Do you feel tired all the time? Are your joints sore? Do you feel weaker than normal? Have you stopped making progress in the gym? Have you lost your training mojo? According to popular gym lore, you may be overtrained.

Overtraining is a controversial exercise subject; some people are adamant it doesn’t exist at all, and it’s merely an excuse used by the weak and lazy to skip workouts.

In contrast, other people are so worried about the risk of overtraining that they train very conservatively, plan regular back off weeks to promote recovery, and plan their supplement stacks to minimize the risk of developing this problem.

So – who is right? Is overtraining a figment of the imagination of weak and lazy people, or is it something to worry about? The answer is somewhere between these two points of view.

Overtraining does exist. It’s characterised by several symptoms including:

  • General fatigue

  • Non-specific joint pain

  • Loss of enthusiasm for training

  • Declining performance

  • Moodiness

  • Insomnia

  • Loss of appetite

  • Unexplained stomach upsets

  • Elevated cortisol levels

  • Decreased testosterone and growth hormone levels

  • Fat gain – especially around the waist and back

Overtraining can be summed up like this: A physiological state caused by an excess accumulation of physiological, psychological, emotional, environmental, and chemical stress that leads to a sustained decrease in physical and mental performance, and that requires a relatively long recovery period – usually several months.

Overtraining is real, but it’s also relatively rare. Most gym goers do not train hard enough, long enough, or frequently enough to suffer “true” overtraining. Overtraining happens to Olympic-level athletes who are training 20-30 hours a week without breaks and who are under the added pressure of representing their countries in the biggest competition of their lives. It’s not usually an issue that should concern the average rat who trains 4-6 hours per week.

What people often called overtraining is, in fact, overtaxing.

Overtaxing is similar to overtraining but not as severe. It’s usually the result of training hard but not paying attention to the importance of recovery.
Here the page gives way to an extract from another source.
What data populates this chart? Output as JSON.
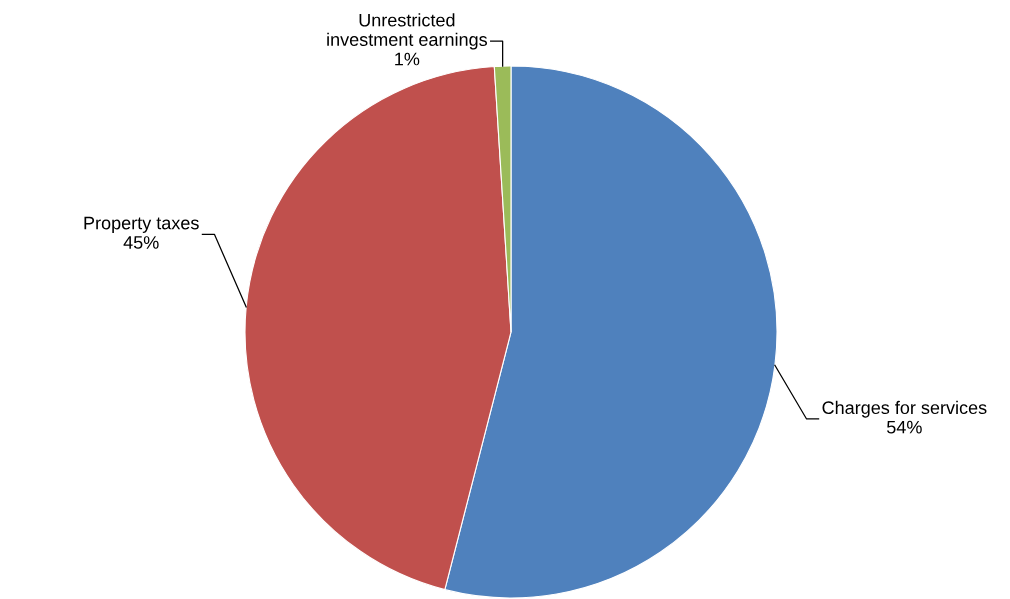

It might also be caused by training the same muscle group too often or simply doing the same workouts over and over again.

For example, if you normally do five sets of squats a week but then you decide to quadruple that to 20 sets, your legs are going to feel hammered. Your knees and hips will feel sore, you’ll probably be too stiff to walk properly, and you may even develop some light flu-like symptoms. In this instance, you are not overtrained, but you have definitely overtaxed yourself. A few days’ rest and you’ll be right as rain again. While quadrupling your workout volume is not smart, it’s not terminal either. You can think of this as a workout hangover.

Many exercisers are overtaxed and suffer these workout hangovers frequently. In many cases, this is because they are “stimulus junkies” who train longer or harder than is necessary.

For example, if 12 sets per body part trigger an adaptive process, doing 20 sets simply digs deeper and deeper into your ability to recover and can lead to overtaxing. More exercise is not necessarily better.

There is nothing wrong with training hard but, doing more than is necessary merely delays recovery, leads to overtaxing, and can give you the workout hangover feeling that many people improperly label as overtraining.

The good news is that overtaxing is easily fixed – a week of less intense training will soon restore your energy levels. That’s why many of us feel great after an enforced week layoff like a vacation. If you were suffering true overtraining, your recovery could last months and, even then, you may never regain your full fitness or the desire to train.

You probably don’t have to worry too much about true overtraining, but overtaxing is a real problem for many exercisers. Avoid the workout hangover by following these simple guidelines:

  • Do not exercise every day – have at least two days a week off training. It’s okay to be physically active but avoid formalised exercise

  • Follow a periodised approach to both training volume and intensity – build up to short periods of very hard training and then back off for a while to allow recovery

  • Increase exercise volume and intensity gradually and not overnight

  • Vary your exercise selection from time to time

  • Always consume fast acting carbs and protein immediately after exercise

  • Focus on food quality as much as you focus on quantity – you cannot out-supplement a bad diet

  • Get at least seven hours of sleep per night

  • Training instinctively – if you feel tired, it’s okay to have an easy workout

  • Try to see how little exercise you can do to get the results you want – not how much you can tolerate. Think quality and not quantity

  • Take short, planned breaks from training – especially after a hard few weeks or competition

  • Reduce training volume and intensity if you are following a very low-calorie diet

  • Back off or take a break from training if you feel unwell – your body is already overtaxed trying to cope with whatever ails you

  • Don’t rely on pre-workout supplements all the time – they can disguise feelings of fatigue that, if ignored, could lead to “real” overtraining. With adequate rest and proper nutrition, you should have all the energy you need for training

In conclusion, overtraining is real, but it’s also virtually unheard of in recreational exercisers. However, many gym goers are overtaxed because they do not pay enough attention to recovery. Get your recovery strategies in order, and you should be able to avoid overtaxing and workout hangovers.